天正元年(1573)9月、織田信長に攻められた小谷城(滋賀県長浜市)が落城し、父の浅井長政が自刃した際、母で信長の妹の市、2人の妹とともに救出される。次に、およそ10年後の天正11年(1583)4月、母が再嫁した柴田勝家が籠もる北ノ庄城(福井県福井市)が豊臣秀吉に攻められて落城した際は、母は夫とともに自害したため、妹2人とともに逃がされた。

こうして10代前半にして二度も落城を経験し、そのたびに肉親をふくむ周囲の人たちの死を経験してきた生い立ちを考えれば、淀殿こと浅井茶々が表裏のある複雑な性格に育ったのも無理はない。

NHK大河ドラマ「どうする家康」では、茶々は北ノ庄城が落城したとき、助けに来なかった徳川家康を恨んだ、という伏線が描かれた。家康は少年のころ市に、危機のときには助けに行くと約束したのに助けに来ず、市を見殺しにした。だから娘の茶々は家康を恨んだのだ、という設定だ。

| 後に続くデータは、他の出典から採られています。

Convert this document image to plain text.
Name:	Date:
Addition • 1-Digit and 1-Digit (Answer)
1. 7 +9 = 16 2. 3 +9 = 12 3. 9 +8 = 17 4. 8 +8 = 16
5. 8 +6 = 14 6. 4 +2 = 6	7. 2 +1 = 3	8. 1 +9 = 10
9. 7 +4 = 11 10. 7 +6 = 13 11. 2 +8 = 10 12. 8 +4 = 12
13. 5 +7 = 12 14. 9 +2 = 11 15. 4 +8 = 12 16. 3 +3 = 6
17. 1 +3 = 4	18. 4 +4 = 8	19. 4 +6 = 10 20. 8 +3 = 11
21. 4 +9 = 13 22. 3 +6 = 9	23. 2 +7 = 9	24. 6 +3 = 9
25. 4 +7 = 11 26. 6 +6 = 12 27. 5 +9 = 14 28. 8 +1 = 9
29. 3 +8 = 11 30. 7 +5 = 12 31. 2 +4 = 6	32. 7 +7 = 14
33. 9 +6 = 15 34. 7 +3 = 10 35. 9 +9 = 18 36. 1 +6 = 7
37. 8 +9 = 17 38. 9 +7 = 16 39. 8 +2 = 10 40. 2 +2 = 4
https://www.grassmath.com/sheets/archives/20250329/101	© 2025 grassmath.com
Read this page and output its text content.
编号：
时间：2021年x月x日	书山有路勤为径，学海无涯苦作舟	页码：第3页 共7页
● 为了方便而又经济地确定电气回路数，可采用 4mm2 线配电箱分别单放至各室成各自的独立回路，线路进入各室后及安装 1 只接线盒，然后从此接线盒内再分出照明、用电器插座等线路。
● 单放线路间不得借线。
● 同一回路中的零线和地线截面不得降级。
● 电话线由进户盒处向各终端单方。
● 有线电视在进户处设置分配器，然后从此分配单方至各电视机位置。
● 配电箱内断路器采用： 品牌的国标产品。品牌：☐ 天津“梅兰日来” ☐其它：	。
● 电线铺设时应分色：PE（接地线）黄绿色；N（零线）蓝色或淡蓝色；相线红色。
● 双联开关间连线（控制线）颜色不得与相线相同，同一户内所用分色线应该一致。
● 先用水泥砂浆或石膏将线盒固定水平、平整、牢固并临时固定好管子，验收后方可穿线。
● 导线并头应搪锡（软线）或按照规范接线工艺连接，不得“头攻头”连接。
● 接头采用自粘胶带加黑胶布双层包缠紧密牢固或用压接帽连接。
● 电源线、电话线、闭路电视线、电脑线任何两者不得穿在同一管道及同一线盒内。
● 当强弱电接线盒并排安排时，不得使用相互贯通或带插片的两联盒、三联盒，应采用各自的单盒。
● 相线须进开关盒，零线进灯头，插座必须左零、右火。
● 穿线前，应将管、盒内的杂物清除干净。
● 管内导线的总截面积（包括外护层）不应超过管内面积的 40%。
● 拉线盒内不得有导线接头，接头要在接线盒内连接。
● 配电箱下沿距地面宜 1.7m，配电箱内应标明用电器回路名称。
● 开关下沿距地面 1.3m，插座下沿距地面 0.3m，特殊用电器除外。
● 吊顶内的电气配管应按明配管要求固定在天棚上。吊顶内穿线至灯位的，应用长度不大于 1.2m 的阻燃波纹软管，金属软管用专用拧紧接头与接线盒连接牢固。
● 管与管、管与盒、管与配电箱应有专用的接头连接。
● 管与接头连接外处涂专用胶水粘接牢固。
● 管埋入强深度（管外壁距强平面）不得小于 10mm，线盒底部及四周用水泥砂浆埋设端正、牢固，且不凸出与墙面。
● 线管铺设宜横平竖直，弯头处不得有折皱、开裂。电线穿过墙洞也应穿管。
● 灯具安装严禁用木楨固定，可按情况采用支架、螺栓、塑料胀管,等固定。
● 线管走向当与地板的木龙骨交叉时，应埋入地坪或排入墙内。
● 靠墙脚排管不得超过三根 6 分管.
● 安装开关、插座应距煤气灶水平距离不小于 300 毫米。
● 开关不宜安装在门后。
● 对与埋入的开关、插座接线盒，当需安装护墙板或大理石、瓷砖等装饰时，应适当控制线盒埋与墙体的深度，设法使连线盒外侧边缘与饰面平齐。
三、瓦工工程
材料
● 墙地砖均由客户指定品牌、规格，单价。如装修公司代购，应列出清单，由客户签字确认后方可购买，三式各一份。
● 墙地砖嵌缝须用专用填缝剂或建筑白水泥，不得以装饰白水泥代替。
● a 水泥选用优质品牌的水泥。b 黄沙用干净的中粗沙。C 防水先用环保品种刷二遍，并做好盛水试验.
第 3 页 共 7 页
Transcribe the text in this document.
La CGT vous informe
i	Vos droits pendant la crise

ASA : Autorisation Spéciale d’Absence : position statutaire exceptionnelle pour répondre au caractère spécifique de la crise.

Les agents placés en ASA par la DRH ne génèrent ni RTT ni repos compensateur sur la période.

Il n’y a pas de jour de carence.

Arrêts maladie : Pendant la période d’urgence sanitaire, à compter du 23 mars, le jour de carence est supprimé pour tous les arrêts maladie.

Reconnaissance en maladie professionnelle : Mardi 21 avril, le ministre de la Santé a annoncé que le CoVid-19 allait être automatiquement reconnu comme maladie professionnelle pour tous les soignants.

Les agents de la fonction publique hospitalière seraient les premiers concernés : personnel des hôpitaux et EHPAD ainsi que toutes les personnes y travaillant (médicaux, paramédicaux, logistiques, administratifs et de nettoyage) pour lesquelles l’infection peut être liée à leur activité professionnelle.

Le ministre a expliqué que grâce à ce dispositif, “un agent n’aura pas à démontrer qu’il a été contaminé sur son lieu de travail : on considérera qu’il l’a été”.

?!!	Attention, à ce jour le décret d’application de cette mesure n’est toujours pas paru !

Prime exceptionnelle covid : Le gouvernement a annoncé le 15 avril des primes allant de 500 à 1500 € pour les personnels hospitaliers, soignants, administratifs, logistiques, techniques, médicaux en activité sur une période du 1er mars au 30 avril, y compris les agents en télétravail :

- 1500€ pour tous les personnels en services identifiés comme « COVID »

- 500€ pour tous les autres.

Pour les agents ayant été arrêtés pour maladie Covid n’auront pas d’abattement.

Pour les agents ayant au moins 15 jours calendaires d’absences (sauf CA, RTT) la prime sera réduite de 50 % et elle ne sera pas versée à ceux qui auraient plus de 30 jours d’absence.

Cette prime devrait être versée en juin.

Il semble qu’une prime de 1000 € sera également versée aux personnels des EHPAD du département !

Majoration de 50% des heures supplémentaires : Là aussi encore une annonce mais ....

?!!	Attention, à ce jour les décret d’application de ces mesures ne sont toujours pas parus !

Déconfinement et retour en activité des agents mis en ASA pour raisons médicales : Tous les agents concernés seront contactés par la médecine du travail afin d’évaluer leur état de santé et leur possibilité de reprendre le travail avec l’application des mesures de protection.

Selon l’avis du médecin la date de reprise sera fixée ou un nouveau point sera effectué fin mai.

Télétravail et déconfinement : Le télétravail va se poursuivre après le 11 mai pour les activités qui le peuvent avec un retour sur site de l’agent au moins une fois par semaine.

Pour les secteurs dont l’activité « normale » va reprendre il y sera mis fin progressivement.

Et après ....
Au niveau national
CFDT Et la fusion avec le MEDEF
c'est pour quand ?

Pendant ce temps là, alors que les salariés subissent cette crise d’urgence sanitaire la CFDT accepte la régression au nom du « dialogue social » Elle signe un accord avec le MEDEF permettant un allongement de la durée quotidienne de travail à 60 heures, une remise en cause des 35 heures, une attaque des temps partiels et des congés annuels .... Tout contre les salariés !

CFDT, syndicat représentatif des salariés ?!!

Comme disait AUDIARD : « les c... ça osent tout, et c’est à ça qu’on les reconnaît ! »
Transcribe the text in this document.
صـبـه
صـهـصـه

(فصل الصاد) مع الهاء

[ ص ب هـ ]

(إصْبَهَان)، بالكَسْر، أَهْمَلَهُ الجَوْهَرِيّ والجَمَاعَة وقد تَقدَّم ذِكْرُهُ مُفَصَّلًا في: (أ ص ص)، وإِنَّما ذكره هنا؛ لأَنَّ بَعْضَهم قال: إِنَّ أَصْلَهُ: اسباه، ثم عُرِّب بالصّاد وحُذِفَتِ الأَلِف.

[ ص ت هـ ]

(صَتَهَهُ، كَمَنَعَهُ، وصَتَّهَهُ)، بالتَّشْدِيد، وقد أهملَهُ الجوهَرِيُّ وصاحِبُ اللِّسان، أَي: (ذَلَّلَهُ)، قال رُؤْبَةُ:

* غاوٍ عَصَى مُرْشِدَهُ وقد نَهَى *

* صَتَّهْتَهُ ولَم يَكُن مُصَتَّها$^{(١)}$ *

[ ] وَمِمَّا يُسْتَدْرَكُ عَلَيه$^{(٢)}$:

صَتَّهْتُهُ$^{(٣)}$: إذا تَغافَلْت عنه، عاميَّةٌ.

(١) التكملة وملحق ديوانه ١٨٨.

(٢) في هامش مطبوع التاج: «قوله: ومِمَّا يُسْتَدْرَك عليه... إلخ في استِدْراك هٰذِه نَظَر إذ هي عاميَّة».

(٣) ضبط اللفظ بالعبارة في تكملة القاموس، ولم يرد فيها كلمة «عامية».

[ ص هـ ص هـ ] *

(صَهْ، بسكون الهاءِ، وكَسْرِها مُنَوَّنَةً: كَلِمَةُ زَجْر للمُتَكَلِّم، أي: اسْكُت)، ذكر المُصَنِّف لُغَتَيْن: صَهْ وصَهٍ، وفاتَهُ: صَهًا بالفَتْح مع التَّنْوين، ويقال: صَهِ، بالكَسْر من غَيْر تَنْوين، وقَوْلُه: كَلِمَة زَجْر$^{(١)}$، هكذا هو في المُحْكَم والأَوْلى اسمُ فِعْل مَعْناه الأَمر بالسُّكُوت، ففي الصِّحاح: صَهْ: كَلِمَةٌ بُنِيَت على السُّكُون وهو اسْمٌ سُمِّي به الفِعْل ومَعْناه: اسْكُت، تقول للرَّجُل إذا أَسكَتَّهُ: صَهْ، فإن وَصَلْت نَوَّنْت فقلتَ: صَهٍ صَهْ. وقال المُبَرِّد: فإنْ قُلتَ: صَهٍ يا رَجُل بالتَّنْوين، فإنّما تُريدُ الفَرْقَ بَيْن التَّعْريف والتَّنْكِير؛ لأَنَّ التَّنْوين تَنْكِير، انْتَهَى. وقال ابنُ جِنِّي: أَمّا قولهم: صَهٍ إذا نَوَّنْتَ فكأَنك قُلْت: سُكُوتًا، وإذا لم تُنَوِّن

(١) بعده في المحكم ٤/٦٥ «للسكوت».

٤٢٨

しかし、家康が少年時代に市と会ったという記録はない(家康が織田家の人質だったころ、市はまだ生まれていなかった可能性がある)。また、秀吉が柴田勝家を攻めた時点では、家康は勝家と敵対していたので、そもそも家康が市を助けにくる可能性が取り沙汰されること自体、ナンセンスである。

もっとも、茶々が息子の豊臣秀頼を立てながら、家康に対抗し続けたことはまちがいない。その背景には、この時代としては特殊ともいえる母子の関係があった。